The whole series of events, tragic, pathetic, comical and otherwise, took place upon a stage made particularly fit by nature and the surrounding circumstances.

Columbia Barracks, a military reservation, garrisoned by some fourteen hundred troops, distant about eight miles from the city of Havana, the latter, suffering at the time from an epidemic of yellow fever, which the application of all sanitary measures had failed to check or ameliorate and finally, our experimental camp (Camp Lazear), a few army tents, securely hidden from the road leading to Marianao, and safeguarded against intercourse with the outside world; the whole setting portentously silent and gloriously bright in the glow of tropical sunlight and the green of luxuriant vegetation.

Two members of a detachment of four medical officers of the United States Army, on the morning of August 31, 1900, were busily examining under microscopes several glass slides containing blood from a fellow officer who, since the day before, had shown symptoms of yellow fever; these men were Drs. Jesse W. Lazear and myself; our sick colleague was Dr. James Carroll, who presumably had been infected by one of our "experiment mosquitoes."

It is very difficult to describe the feelings which assailed us at that moment; a sense of exultation at our apparent success no doubt animated us; regret, because the results had evidently brought a dangerous illness upon our coworker and with it all associated a thrill of uncertainty for the reason of the yet insufficient testimony tending to prove the far-reaching truth which we then hardly dared to realize.

As the idea that Carroll's fever must have been caused by the mosquito that was applied to him four days before became fixed upon our minds, we decided to test it upon the first non-immune person who should offer himself to be bitten; this was of common occurrence and taken much as a joke among the soldiers about the military hospital. Barely fifteen minutes may have elapsed since we had come to this decision when, as Lazear stood at the door of the laboratory trying to "coax" a mosquito to pass from one test-tube into another, a soldier came walking by towards the hospital buildings; he saluted, as it is customary in the army upon meeting an officer, but, as Lazear had both hands engaged, he answered with a rather pleasant "Good morning." The man stopped upon coming abreast, curious no doubt to see the performance with the tubes, and after gazing for a minute or two at the insects he said: "You still fooling with mosquitoes, Doctor?" "Yes," returned Lazear, "will you take a bite?" "Sure I ain't scared of 'em," responded the man. When I heard this, I left the microscope and stepped to the door, where the short conversation had taken place; Lazear looked at me as though in consultation; I nodded assent, then turned to the soldier and asked him to come inside and bare his forearm. Upon a slip of paper I wrote his name while several mosquitoes took their fill; William E. Dean, American by birth, belonging to Troop B, Seventh Cavalry; he said that he had never been in the tropics before and had not left the military reservation for nearly two months. The conditions for a test case were quite ideal.

I must say we were in great trepidation at the time; and well might we have been, for Dean's was the first indubitable case of yellow fever about to be produced experimentally by the bite of purposely infected mosquitoes. Five days afterwards, when he came down with yellow fever and the diagnosis of his case was corroborated by Dr. Roger P. Ames, U. S. Army, then on duty at the hospital, we sent a cablegram to Major Walter Reed, chairman of the board, who a month before had been called to Washington upon another duty, apprising him of the fact that the theory of the transmission of yellow fever by mosquitoes, which at first was doubted so much and the transcendental importance of which we could then barely appreciate, had indeed been confirmed.

STATE OF THINGS BEFORE THE DISCOVERY OF MOSQUITO TRANSMISSION

Other infectious diseases, tuberculosis, for instance, may cause a greater death-rate and bring about more misery and distress, even to-day, than yellow fever has produced at any one time; but no disease, except possibly cholera or the plague, is so tragic in its development, so appalling in its action, so devastating in its results, nor does any other make greater havoc than yellow fever when it invades non-immune or susceptible communities.
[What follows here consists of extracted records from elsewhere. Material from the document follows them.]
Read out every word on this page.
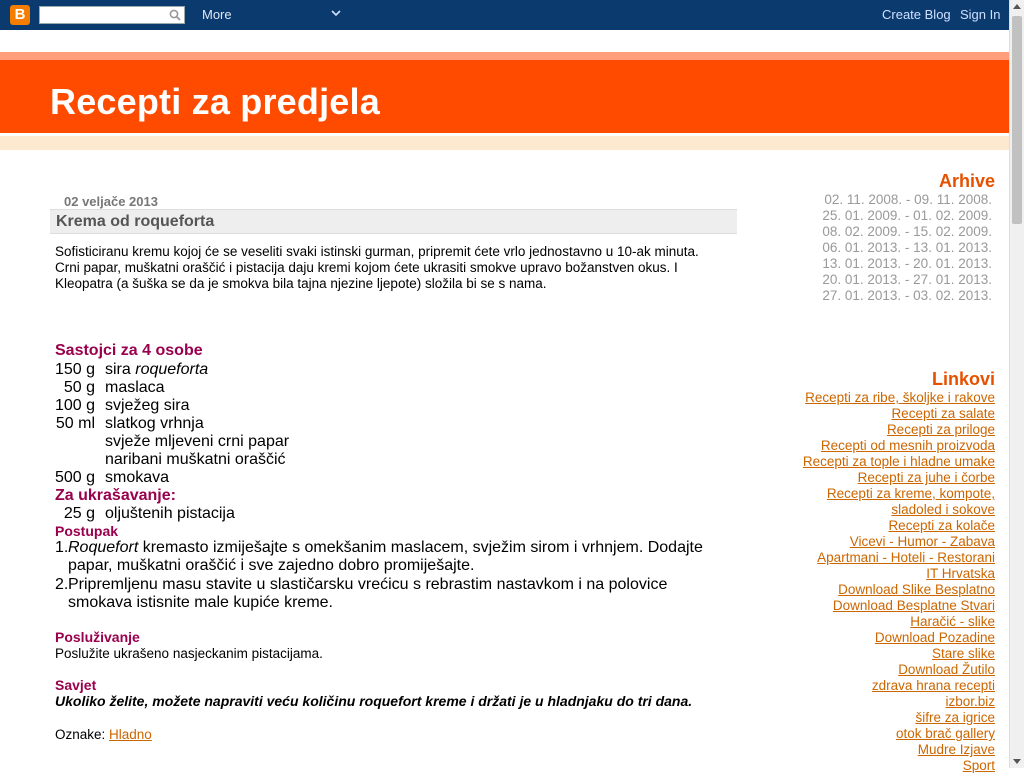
B	More	Create Blog Sign In
Recepti za predjela
02 veljače 2013
Krema od roqueforta
Sofisticiranu kremu kojoj će se veseliti svaki istinski gurman, pripremit ćete vrlo jednostavno u 10-ak minuta. Crni papar, muškatni oraščić i pistacija daju kremi kojom ćete ukrasiti smokve upravo božanstven okus. I Kleopatra (a šuška se da je smokva bila tajna njezine ljepote) složila bi se s nama.
Sastojci za 4 osobe
150 g sira roqueforta
50 g maslaca
100 g svježeg sira
50 ml slatkog vrhnja
svježe mljeveni crni papar
naribani muškatni oraščić
500 g smokava
Za ukrašavanje:
25 g oljuštenih pistacija
Postupak
1. Roquefort kremasto izmiješajte s omekšanim maslacem, svježim sirom i vrhnjem. Dodajte papar, muškatni oraščić i sve zajedno dobro promiješajte.
2. Pripremljenu masu stavite u slastičarsku vrećicu s rebrastim nastavkom i na polovice smokava istisnite male kupiće kreme.
Posluživanje
Poslužite ukrašeno nasjeckanim pistacijama.
Savjet
Ukoliko želite, možete napraviti veću količinu roquefort kreme i držati je u hladnjaku do tri dana.
Oznake: Hladno
Arhive
02. 11. 2008. - 09. 11. 2008.
25. 01. 2009. - 01. 02. 2009.
08. 02. 2009. - 15. 02. 2009.
06. 01. 2013. - 13. 01. 2013.
13. 01. 2013. - 20. 01. 2013.
20. 01. 2013. - 27. 01. 2013.
27. 01. 2013. - 03. 02. 2013.
Linkovi
Recepti za ribe, školjke i rakove
Recepti za salate
Recepti za priloge
Recepti od mesnih proizvoda
Recepti za tople i hladne umake
Recepti za juhe i čorbe
Recepti za kreme, kompote,
sladoled i sokove
Recepti za kolače
Vicevi - Humor - Zabava
Apartmani - Hoteli - Restorani
IT Hrvatska
Download Slike Besplatno
Download Besplatne Stvari
Haračić - slike
Download Pozadine
Stare slike
Download Žutilo
zdrava hrana recepti
izbor.biz
šifre za igrice
otok brač gallery
Mudre Izjave
Sport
For two centuries, at least, the disease has been known to exist endemically, that is, more or less continuously, in most of the Mexican Gulf ports, extending its ravages along the West India Islands and the cities of the Central and the South American coast.

In the United States it has made its appearance in epidemic form as far north as Portsmouth, N. H. At Philadelphia in 1793, more than ten per cent. of the entire population died of yellow fever. Other cities, like Charleston, S. C., suffered more than twenty epidemics in as many summers, during the eighteenth century. In the city of New Orleans, the epidemic which developed in the summer of 1853 caused more than 7,000 deaths. Later, in 1878, yellow fever invaded 132 towns in the United States, producing a loss of 15,932 lives out of a total number of cases which reached to more than 74,000: New Orleans alone suffered a mortality of 4,600 at that time. Recently (1905), this city withstood what is to be hoped shall prove its last invasion, which, thanks to the modern methods employed in its suppression, based upon the new mosquito doctrine, only destroyed about 3,000 lives.